My first year of hunting - zero deer. My second year of hunting, I was slowly stalking through a thick area. I saw a big buck stand up and look at me from behind a large fallen tree. All I had a view of was his neck and head. I had been taught not to take a head shot, but I did anyway. 12 gauge shotgun. I spent the better part of an hour tracking that deer before I was able to take a kill shot. It would almost certainly have survived the head shot.
I've never seen, but have heard occasional stories from friends about deer they had put out of their misery - idiots (like me with my first deer) had taken a head shot. Mine had merely glanced off the skull (but apparently giving him a concussion or something, because his behavior was very weird.) But other head shots gone wrong can lead to a jaw shot off, or half a face shot off, with the animal surviving until it starves to death or something.

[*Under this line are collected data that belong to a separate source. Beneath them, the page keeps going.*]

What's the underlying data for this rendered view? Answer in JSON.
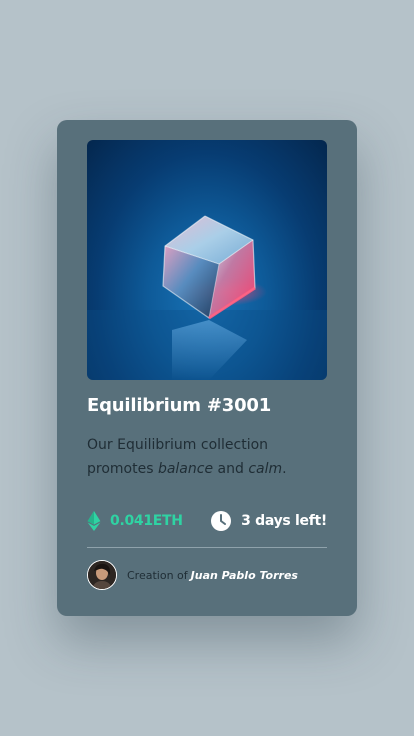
{
  "card": {
    "image_alt": "Equilibrium cube",
    "title": "Equilibrium #3001",
    "description": {
      "prefix": "Our Equilibrium collection promotes",
      "em1": "balance",
      "middle": "and",
      "em2": "calm",
      "suffix": "."
    },
    "price": "0.041ETH",
    "time_left": "3 days left!",
    "creator": {
      "label": "Creation of",
      "name": "Juan Pablo Torres"
    }
  },
  "colors": {
    "background": "#b5c2c9",
    "card": "#58707b",
    "accent_cyan": "#2fd3a3",
    "text_white": "#ffffff",
    "text_dark": "#1f2d35"
  },
  "icons": {
    "price": "ethereum-icon",
    "time": "clock-icon"
  }
}
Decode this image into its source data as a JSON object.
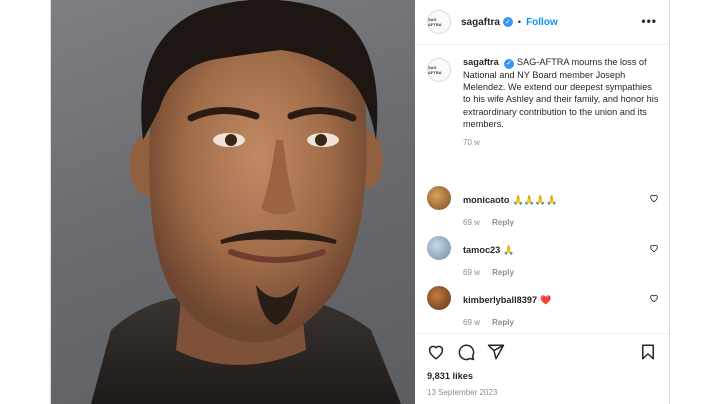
{
  "post": {
    "username": "sagaftra",
    "follow_label": "Follow",
    "dot": "•",
    "more_label": "•••",
    "avatar_text": "SAG AFTRA",
    "caption_username": "sagaftra",
    "caption_text": "SAG-AFTRA mourns the loss of National and NY Board member Joseph Melendez. We extend our deepest sympathies to his wife Ashley and their family, and honor his extraordinary contribution to the union and its members.",
    "caption_age": "70 w",
    "likes": "9,831 likes",
    "date": "13 September 2023"
  },
  "comments": [
    {
      "username": "monicaoto",
      "emoji": "🙏🙏🙏🙏",
      "age": "69 w",
      "reply": "Reply",
      "avatar_color": "#b07a45"
    },
    {
      "username": "tamoc23",
      "emoji": "🙏",
      "age": "69 w",
      "reply": "Reply",
      "avatar_color": "#8fa7bd"
    },
    {
      "username": "kimberlyball8397",
      "emoji": "❤️",
      "age": "69 w",
      "reply": "Reply",
      "avatar_color": "#9a5a2c"
    }
  ],
  "icons": {
    "verified": "verified-badge-icon",
    "like": "heart-icon",
    "comment": "comment-icon",
    "share": "share-icon",
    "save": "bookmark-icon",
    "options": "more-options-icon"
  },
  "colors": {
    "follow": "#0095f6",
    "verified": "#3897f0",
    "muted": "#8e8e8e"
  }
}
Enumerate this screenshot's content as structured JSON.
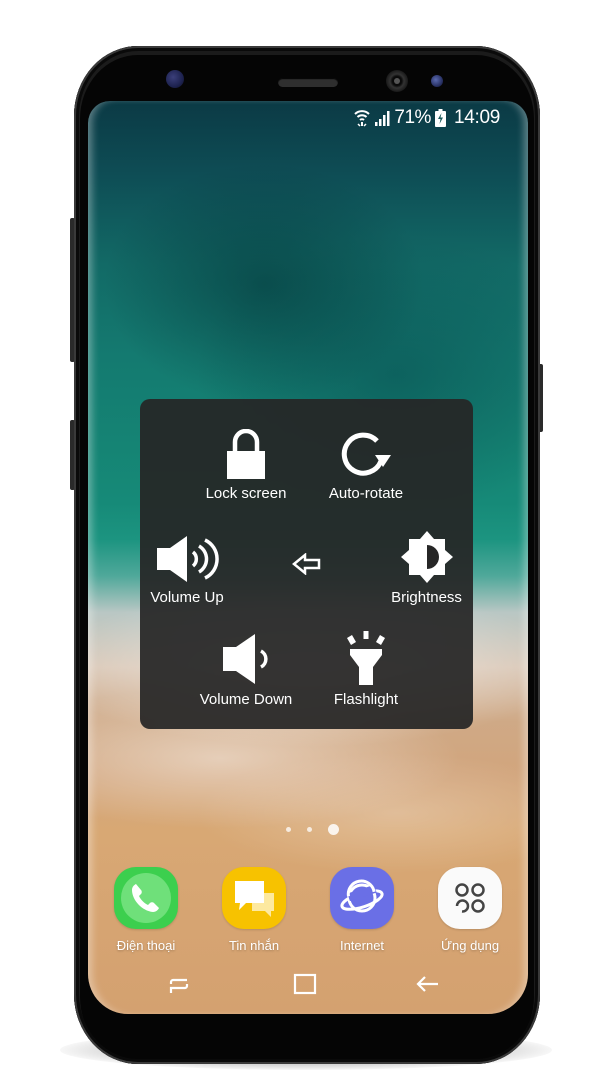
{
  "status_bar": {
    "wifi_icon": "wifi-icon",
    "signal_icon": "cellular-signal-icon",
    "battery_percent": "71%",
    "battery_icon": "battery-charging-icon",
    "time": "14:09"
  },
  "quick_menu": {
    "items": [
      {
        "id": "lock",
        "label": "Lock screen",
        "icon": "lock-icon"
      },
      {
        "id": "rotate",
        "label": "Auto-rotate",
        "icon": "rotate-icon"
      },
      {
        "id": "volup",
        "label": "Volume Up",
        "icon": "volume-up-icon"
      },
      {
        "id": "bright",
        "label": "Brightness",
        "icon": "brightness-icon"
      },
      {
        "id": "voldown",
        "label": "Volume Down",
        "icon": "volume-down-icon"
      },
      {
        "id": "flash",
        "label": "Flashlight",
        "icon": "flashlight-icon"
      }
    ],
    "back_icon": "back-arrow-icon"
  },
  "home_screen": {
    "page_count": 3,
    "active_page": 3
  },
  "dock": {
    "apps": [
      {
        "label": "Điện thoại",
        "icon": "phone-icon",
        "color": "#3ccf4e"
      },
      {
        "label": "Tin nhắn",
        "icon": "messages-icon",
        "color": "#f7c200"
      },
      {
        "label": "Internet",
        "icon": "internet-icon",
        "color": "#6a6fe6"
      },
      {
        "label": "Ứng dụng",
        "icon": "apps-icon",
        "color": "#fafafa"
      }
    ]
  },
  "nav_bar": {
    "recent_icon": "recent-apps-icon",
    "home_icon": "home-icon",
    "back_icon": "back-icon"
  }
}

Not humane at all & why you do NOT aim for the head, at least not on the initial shot.
As far as a compound bow being for sissies? Whoever said that is also ignorant, especially if they're going to advocate for a clean kill & would support the use of a gun. Compound bows are more accurate, less susceptible to accuracy changes due to weather related factors, and shoot faster. It's nice for the arrow to get there before the animal moves much. As far as the humaneness - an arrow will punch right through a sandbag that would stop a slug. Arrows kill by cutting and bleeding, rather than by blunt force trauma. Most shots go in one side and out the other. I had one friend relate how he shot a deer with his bow; the deer stopped for a second, put its head back down to continue browsing, and about 5 seconds later, just fell over. It hadn't even realized it had been shot. If your only experience with compound bows is bows in a high school gym class that are dialed in so that kids can draw them back, then I have no doubt you think "anyone could draw it back." I took my bow in to where I worked once. Only ONE of the guys working there could draw it back. All of the bow hunters I know put considerable time into practicing with their bow. In fact, far more time than they put into practicing with their guns. But, I don't think some of you understand quite how powerful modern compound bows are and how well they transfer the stored energy into the arrows. Do you think a sheet of plywood would make a good back stop for a bow? Once upon a time, I thought so. An arrow went through a filled box target, penetrating right in a corner where the foam wasn't packed in tight enough, exiting the box, hitting the plywood, passing cleanly through the plywood, hitting my garage door, putting a hole through the door, and lodging in a 2x4 on the other end of the garage. I took a shot at a walking fox last year and hit a small dead tree (too focused on the fox, and as I was swinging, I never even noticed the tree), about 4 inch diameter. It split off a huge hunk of the tree. Compound bows are very deadly weapons.